# Forced equations

1. Nov 29, 2009

### KevinL

I need to compute the general solution to:

y'' + 2y' = 3t+2

The only method we have been taught is to first find the general solution of the unforced equation and then find the particular solution.

For general solution, the characteristic polynomial is L^2 + 2L = 0 (where L= lambda)

L^2 = -2L
L = -2

So general solution of unforced equation is y(t) = k1e^-2t +K2te^-2t

I am fairly certain about the above. The particular solution is a bit trickier for me.

guess: yp(t) = At + b

Plug in: 2A = 3t + 2
A = (3/2)t + 1

Is that correct? It seems like an odd answer, and B sort of just disappeared.

2. Nov 29, 2009

### LCKurtz

Don't forget that the general solution to the NH equation consists of the general solution to the homogeneous equation plus a particular solution to the NH equation.

3. Nov 29, 2009

### HallsofIvy

Staff Emeritus
Well, no. You get L= -2 if you divide by L which you cannot do if L= 0. The two roots are L= -2 and L= 0.

No, the general solution to the unforced equation is $y(t)= k_1e^{-2t}+ K_2e^{0t}$$= k_1e^{-2t}+ K_2$.

No that is not correct. The whole point of writing "y= At+ B" is that A and B are to be constants. A cannot be "(3/2)t+ 1" so your particular solution is NOT "(3/2)t^2+ 2t".

If you set y= At+ B, then y'= A and y"= B. That means your equation becomes y"+ 2y'= 0+ B= 3t+ 2. That's impossible because we have no "t" on the left. The problem is that the "3t+ 2" correspond to multiples of $e^{0t}= 1$ which is already a solution to the associated homogeneous equation.
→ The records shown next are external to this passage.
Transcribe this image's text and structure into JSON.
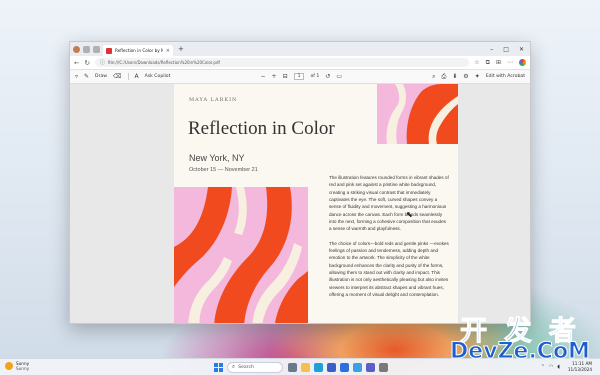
{
  "browser": {
    "tab_title": "Reflection in Color by Maya Lark...",
    "url": "file:///C:/Users/Downloads/Reflection%20in%20Color.pdf"
  },
  "pdf_toolbar": {
    "draw_label": "Draw",
    "ask_copilot_label": "Ask Copilot",
    "zoom_minus": "−",
    "zoom_plus": "+",
    "page_current": "1",
    "page_total": "of 1",
    "edit_acrobat_label": "Edit with Acrobat"
  },
  "document": {
    "author": "MAYA LARKIN",
    "title": "Reflection in Color",
    "city": "New York, NY",
    "dates": "October 15 — November 21",
    "paragraphs": [
      "The illustration features rounded forms in vibrant shades of red and pink set against a pristine white background, creating a striking visual contrast that immediately captivates the eye. The soft, curved shapes convey a sense of fluidity and movement, suggesting a harmonious dance across the canvas. Each form blends seamlessly into the next, forming a cohesive composition that exudes a sense of warmth and playfulness.",
      "The choice of colors—bold reds and gentle pinks —evokes feelings of passion and tenderness, adding depth and emotion to the artwork. The simplicity of the white background enhances the clarity and purity of the forms, allowing them to stand out with clarity and impact. This illustration is not only aesthetically pleasing but also invites viewers to interpret its abstract shapes and vibrant hues, offering a moment of visual delight and contemplation."
    ]
  },
  "taskbar": {
    "weather_temp": "Sunny",
    "weather_desc": "Sunny",
    "search_placeholder": "Search",
    "time": "11:11 AM",
    "date": "11/13/2024"
  },
  "watermark": {
    "line1": "开 发 者",
    "line2": "DevZe.CoM"
  },
  "colors": {
    "art_red": "#f04a1e",
    "art_pink": "#f3b8dc",
    "art_cream": "#f7efe0"
  }
}
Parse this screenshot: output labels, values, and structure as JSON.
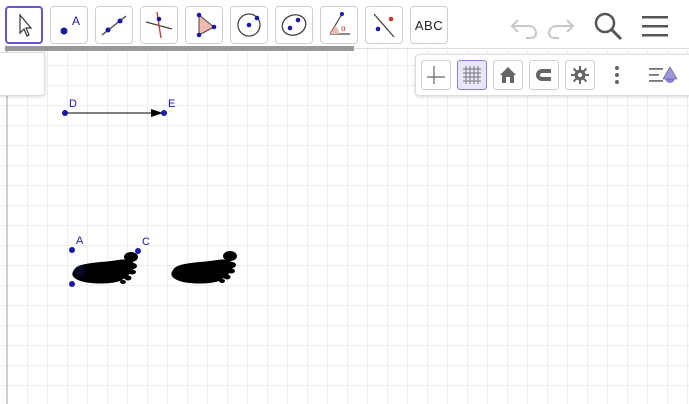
{
  "toolbar": {
    "tools": [
      {
        "name": "move",
        "icon": "arrow-cursor-icon"
      },
      {
        "name": "point",
        "icon": "point-icon",
        "letter": "A"
      },
      {
        "name": "line",
        "icon": "line-icon"
      },
      {
        "name": "perpendicular",
        "icon": "perpendicular-line-icon"
      },
      {
        "name": "polygon",
        "icon": "polygon-icon"
      },
      {
        "name": "circle",
        "icon": "circle-icon"
      },
      {
        "name": "ellipse",
        "icon": "ellipse-icon"
      },
      {
        "name": "angle",
        "icon": "angle-icon",
        "symbol": "α"
      },
      {
        "name": "reflect",
        "icon": "reflect-icon"
      },
      {
        "name": "text",
        "icon": "text-icon",
        "label": "ABC"
      }
    ],
    "selected": "move"
  },
  "header": {
    "undo_icon": "undo-icon",
    "redo_icon": "redo-icon",
    "search_icon": "search-icon",
    "menu_icon": "hamburger-menu-icon"
  },
  "style_bar": {
    "buttons": [
      "axes-icon",
      "grid-icon",
      "home-icon",
      "magnet-icon",
      "gear-icon",
      "more-vertical-icon",
      "view-toggle-icon"
    ],
    "grid_active": true
  },
  "graphics": {
    "points": {
      "D": "D",
      "E": "E",
      "A": "A",
      "C": "C"
    },
    "objects": [
      "vector-DE",
      "footprint-1",
      "footprint-2"
    ]
  },
  "colors": {
    "accent": "#6557d2",
    "point": "#1a1aa6",
    "grid": "#d9d9d9"
  }
}
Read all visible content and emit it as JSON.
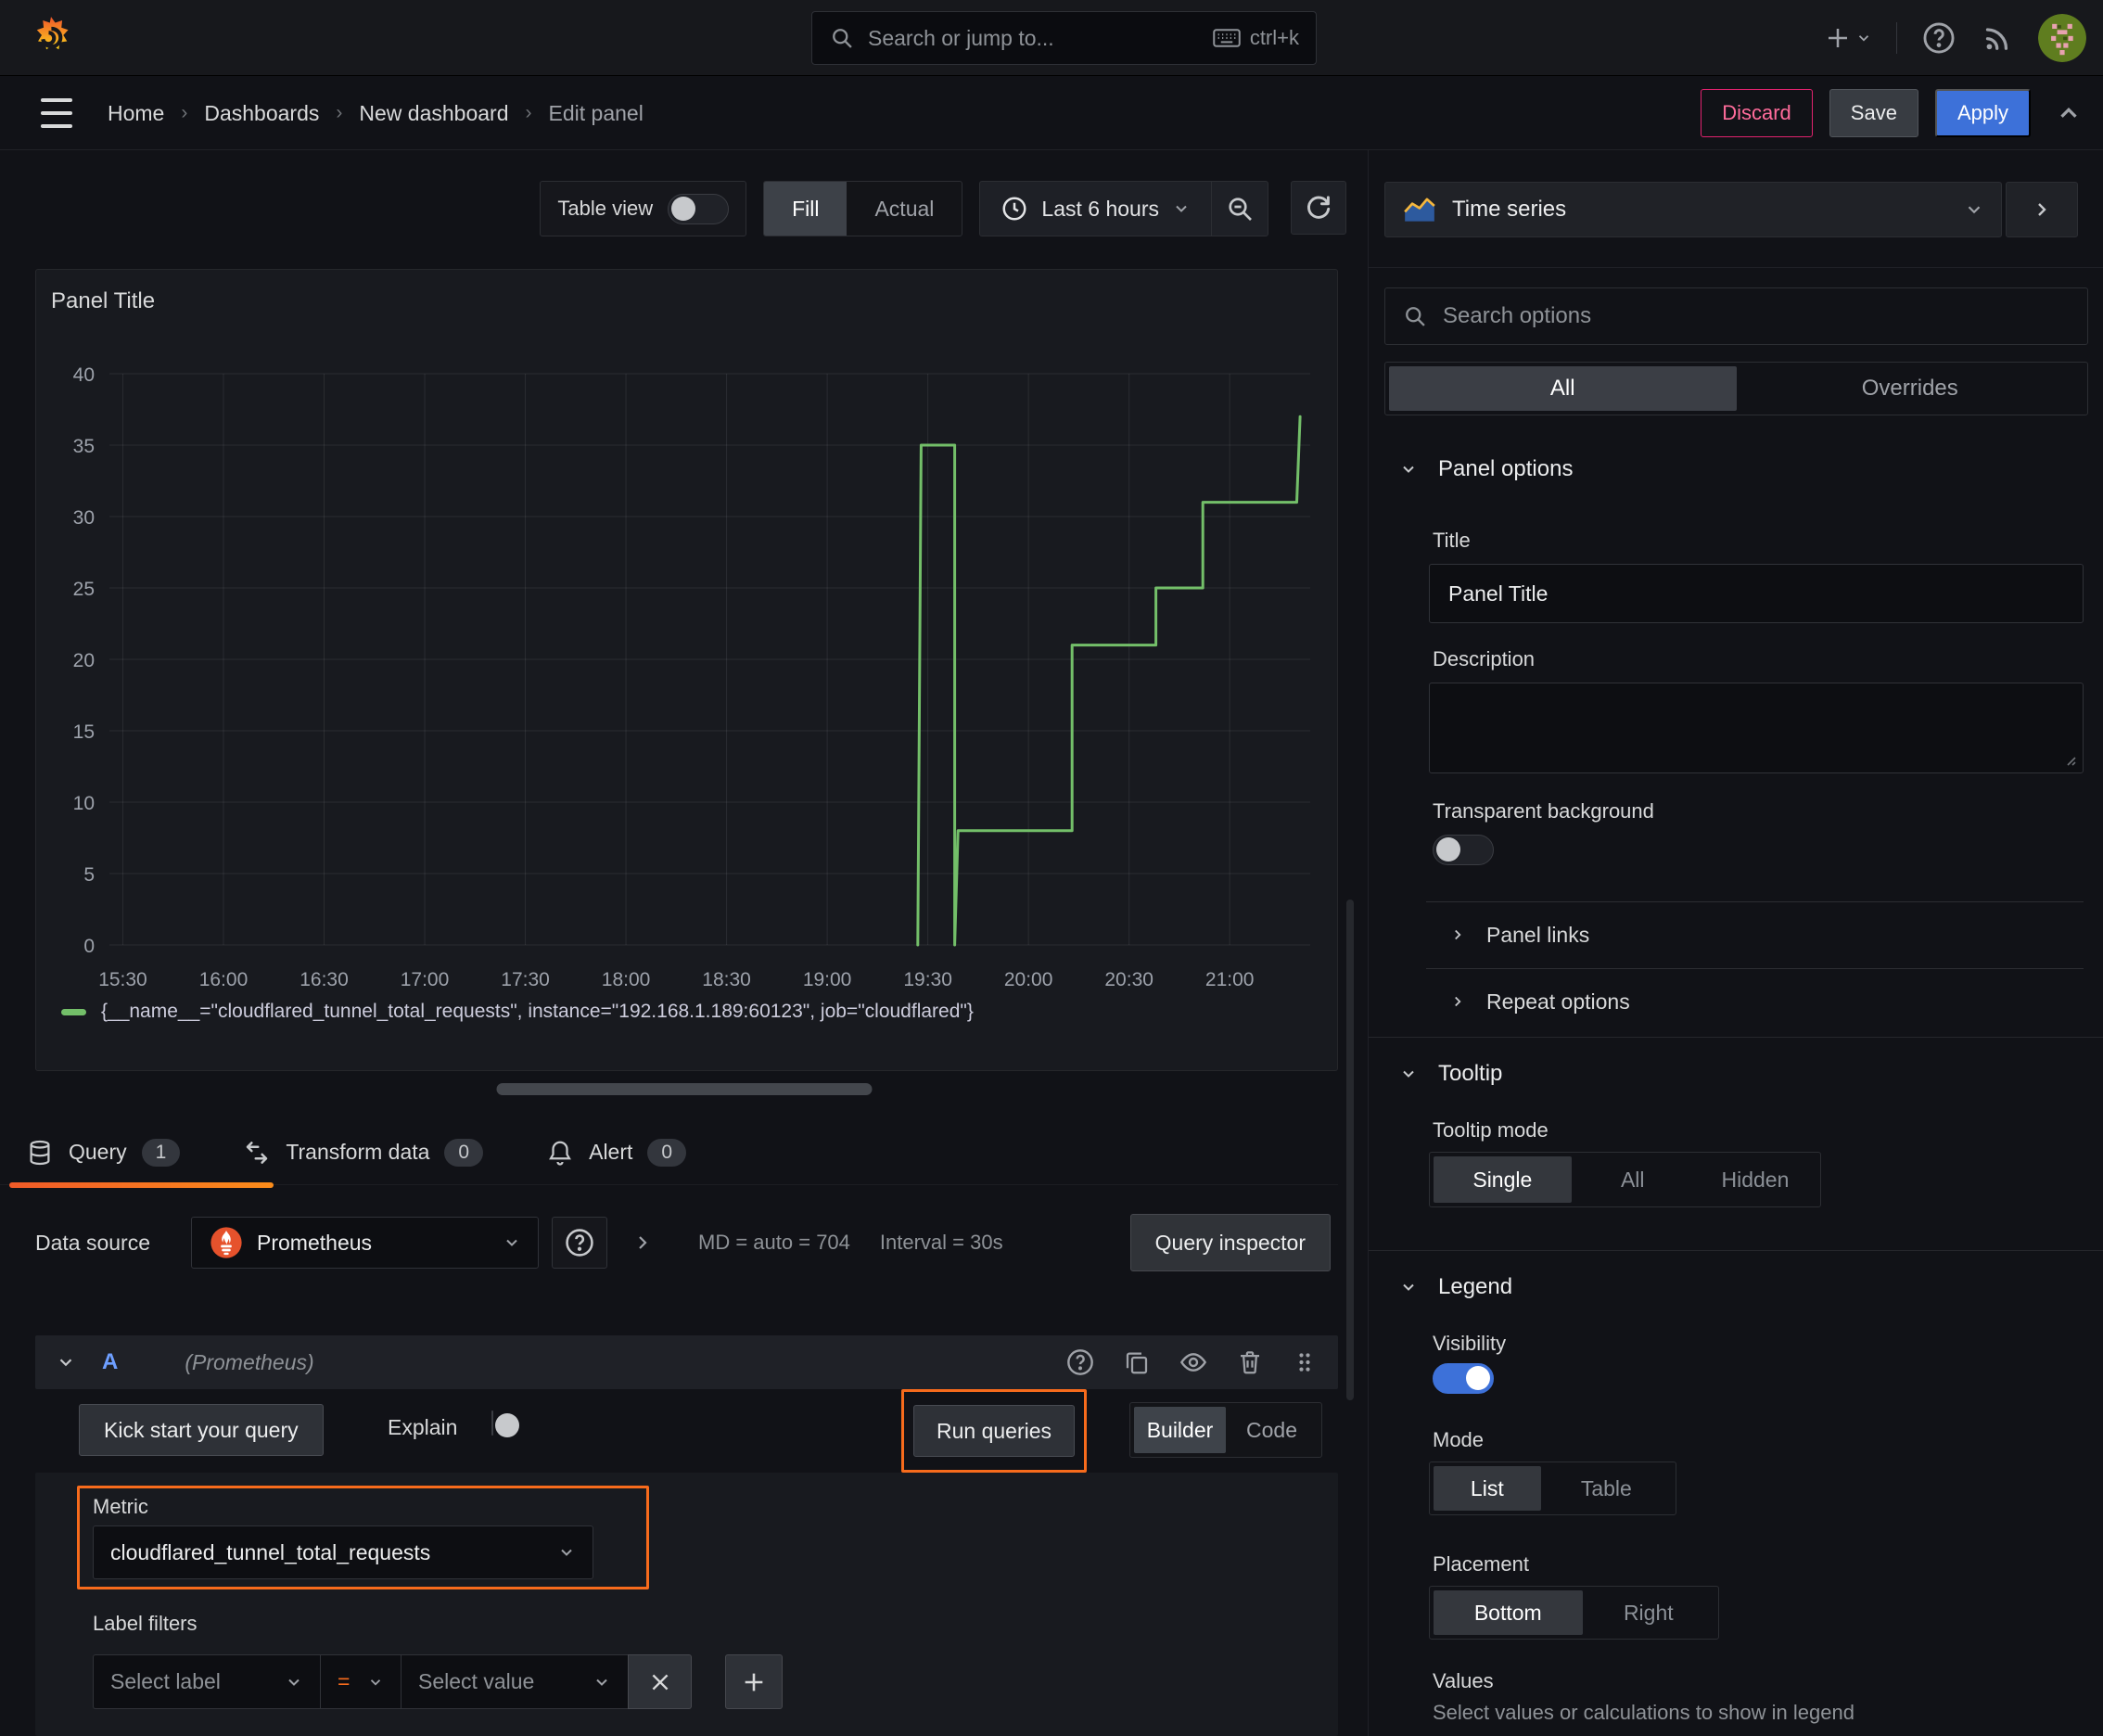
{
  "topbar": {
    "search_placeholder": "Search or jump to...",
    "shortcut": "ctrl+k"
  },
  "breadcrumb": {
    "items": [
      {
        "label": "Home"
      },
      {
        "label": "Dashboards"
      },
      {
        "label": "New dashboard"
      },
      {
        "label": "Edit panel"
      }
    ]
  },
  "actions": {
    "discard": "Discard",
    "save": "Save",
    "apply": "Apply"
  },
  "toolbar": {
    "table_view_label": "Table view",
    "fill_label": "Fill",
    "actual_label": "Actual",
    "time_range_label": "Last 6 hours"
  },
  "panel": {
    "title": "Panel Title"
  },
  "chart_data": {
    "type": "line",
    "title": "Panel Title",
    "xlabel": "",
    "ylabel": "",
    "x_range": [
      "15:26",
      "21:24"
    ],
    "x_ticks": [
      "15:30",
      "16:00",
      "16:30",
      "17:00",
      "17:30",
      "18:00",
      "18:30",
      "19:00",
      "19:30",
      "20:00",
      "20:30",
      "21:00"
    ],
    "ylim": [
      0,
      40
    ],
    "y_ticks": [
      0,
      5,
      10,
      15,
      20,
      25,
      30,
      35,
      40
    ],
    "grid": true,
    "legend_position": "bottom",
    "series": [
      {
        "name": "{__name__=\"cloudflared_tunnel_total_requests\", instance=\"192.168.1.189:60123\", job=\"cloudflared\"}",
        "color": "#73bf69",
        "points": [
          [
            "19:27",
            0
          ],
          [
            "19:28",
            35
          ],
          [
            "19:38",
            35
          ],
          [
            "19:38",
            0
          ],
          [
            "19:39",
            8
          ],
          [
            "20:13",
            8
          ],
          [
            "20:13",
            21
          ],
          [
            "20:38",
            21
          ],
          [
            "20:38",
            25
          ],
          [
            "20:52",
            25
          ],
          [
            "20:52",
            31
          ],
          [
            "21:20",
            31
          ],
          [
            "21:21",
            37
          ]
        ]
      }
    ]
  },
  "tabs": {
    "query": {
      "label": "Query",
      "count": "1"
    },
    "transform": {
      "label": "Transform data",
      "count": "0"
    },
    "alert": {
      "label": "Alert",
      "count": "0"
    }
  },
  "datasource": {
    "label": "Data source",
    "name": "Prometheus",
    "stats_md": "MD = auto = 704",
    "stats_interval": "Interval = 30s",
    "inspector_label": "Query inspector"
  },
  "query_a": {
    "refid": "A",
    "ds_hint": "(Prometheus)",
    "kickstart_label": "Kick start your query",
    "explain_label": "Explain",
    "run_label": "Run queries",
    "builder_label": "Builder",
    "code_label": "Code"
  },
  "metric_editor": {
    "metric_label": "Metric",
    "metric_value": "cloudflared_tunnel_total_requests",
    "filters_label": "Label filters",
    "select_label_placeholder": "Select label",
    "operator": "=",
    "select_value_placeholder": "Select value"
  },
  "viz_picker": {
    "name": "Time series"
  },
  "options": {
    "search_placeholder": "Search options",
    "tab_all": "All",
    "tab_overrides": "Overrides",
    "panel_options": {
      "heading": "Panel options",
      "title_label": "Title",
      "title_value": "Panel Title",
      "description_label": "Description",
      "transparent_label": "Transparent background",
      "panel_links": "Panel links",
      "repeat_options": "Repeat options"
    },
    "tooltip": {
      "heading": "Tooltip",
      "mode_label": "Tooltip mode",
      "modes": [
        "Single",
        "All",
        "Hidden"
      ],
      "selected_mode": "Single"
    },
    "legend": {
      "heading": "Legend",
      "visibility_label": "Visibility",
      "mode_label": "Mode",
      "modes": [
        "List",
        "Table"
      ],
      "selected_mode": "List",
      "placement_label": "Placement",
      "placements": [
        "Bottom",
        "Right"
      ],
      "selected_placement": "Bottom",
      "values_label": "Values",
      "values_help": "Select values or calculations to show in legend"
    }
  }
}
Just like with a multiple root, you should try multiplying by "t". If $y(t)= At^2+ Bt$, then $y'= 2At+ B$ and $y"= 2A$. Now the equation becomes $y"+ 2y= 2A+ 4At+ 2B= 4At+ (2A+ 2B)= 2t+ 3$. For that to be true for all t, we must have 4A= 2 and 2A+ 2B= 3. From the first equation, A= 1/2. Then the second equation becomes 1+ 2B= 3 so B= 1.

Now, write down the specific solution and the general solution to the entire equation.